I was skimming a book a friend had lent me, "Grieving. The Pain and the Promise." by Deanna Edwards. In it she speaks about creative grief:




"Creative grief and recovery involve taking the pain and making something of positive, lasting value with it. It doesn't need to be something monumental. A display in your home, a journal entry, or a new flower garden can be meaningful. If your creativity accomplishes nothing more than an outlet for you and a better understanding about life, it has served it's purpose. This process provides therapy for the person who is grieving. It also increases awareness of and respect for others who have the courage to open their hearts and minds in order to learn form their own pain.

Grief means something good only if it changes us for the better and strengthens us. The added dimension of creative grief is that as we use it to clarify and define our feelings, we gain an increased awareness of others. The unbearable becomes more bearable when it is shared. It is that refiner's fire that challenges us to call upon the divine within ourselves and to invite the comfort and presence of the Holy Spirit when we need it most. Creativity is the essence of life and the evidence of immortality!"

She goes on to say that pain can be a tool to create something better instead of a weapon to hurt or punish us.

I knew that I was going strong, overboard, crazy busy with my creativeness but this makes me understand why. When Brian's Dad just passed, and with hearing that my friend's daughter was dying of cancer, I got busy. I didn't want to think about anything. Especially not the pain. What kind, human being likes pain? No thanks.

I hope you are enjoying what my blog has to offer in the sense of how to's. Not only the how to's of home improvements, but on self improvements as well. It's okay to mourn our loved ones. I do everyday. In fact, I was reading an LDS church magazine - the Ensign, and I quote the writer, Stephen Havertz who said about feeling pain all the time- in the article entitled "Lifting the Hands which Hang Down"

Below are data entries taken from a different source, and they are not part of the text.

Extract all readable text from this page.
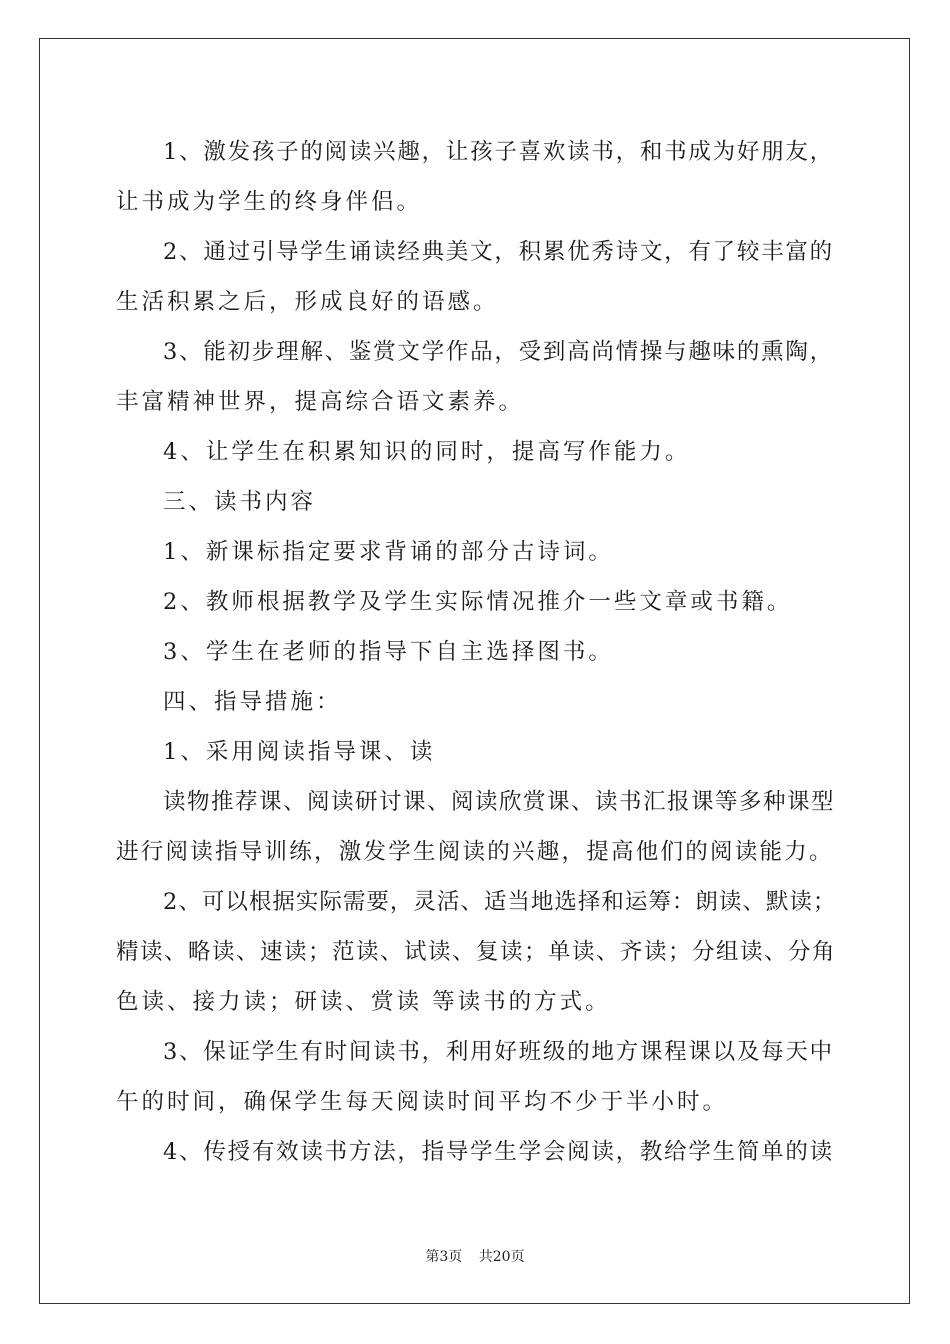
1、激发孩子的阅读兴趣，让孩子喜欢读书，和书成为好朋友，
让书成为学生的终身伴侣。
2、通过引导学生诵读经典美文，积累优秀诗文，有了较丰富的
生活积累之后，形成良好的语感。
3、能初步理解、鉴赏文学作品，受到高尚情操与趣味的熏陶，
丰富精神世界，提高综合语文素养。
4、让学生在积累知识的同时，提高写作能力。
三、读书内容
1、新课标指定要求背诵的部分古诗词。
2、教师根据教学及学生实际情况推介一些文章或书籍。
3、学生在老师的指导下自主选择图书。
四、指导措施：
1、采用阅读指导课、读
读物推荐课、阅读研讨课、阅读欣赏课、读书汇报课等多种课型
进行阅读指导训练，激发学生阅读的兴趣，提高他们的阅读能力。
2、可以根据实际需要，灵活、适当地选择和运筹：朗读、默读；
精读、略读、速读；范读、试读、复读；单读、齐读；分组读、分角
色读、接力读；研读、赏读 等读书的方式。
3、保证学生有时间读书，利用好班级的地方课程课以及每天中
午的时间，确保学生每天阅读时间平均不少于半小时。
4、传授有效读书方法，指导学生学会阅读，教给学生简单的读
第3页 共20页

"People who want to help should be very careful about placing a time limit on someone's grief. Some believe that people should be finished grieving after a year and a half…I have learn that the pangs of grief can recur years latter without warning. This type of grief doesn't mean that I'm depressed or inconsolable, but rather it suggests that I still miss the people I love."*

"I have found that the most helpful conversations occur when people share their favourite memories of my wife and daughter with me; it's also helpful when they are willing to listen to my favourite memories. I often cry during these conversations, but that doesn't mean my day is ruined. These interactions actually brighten my day. You don't have to help people who are grieving to stop crying. It may seem counterintuitive to cause more pain, but I have found with my own grief that I'm in pain anyway, and these conversations provide a chance for me to release my feelings."*


* (highlighted quotes) My sentiments exactly.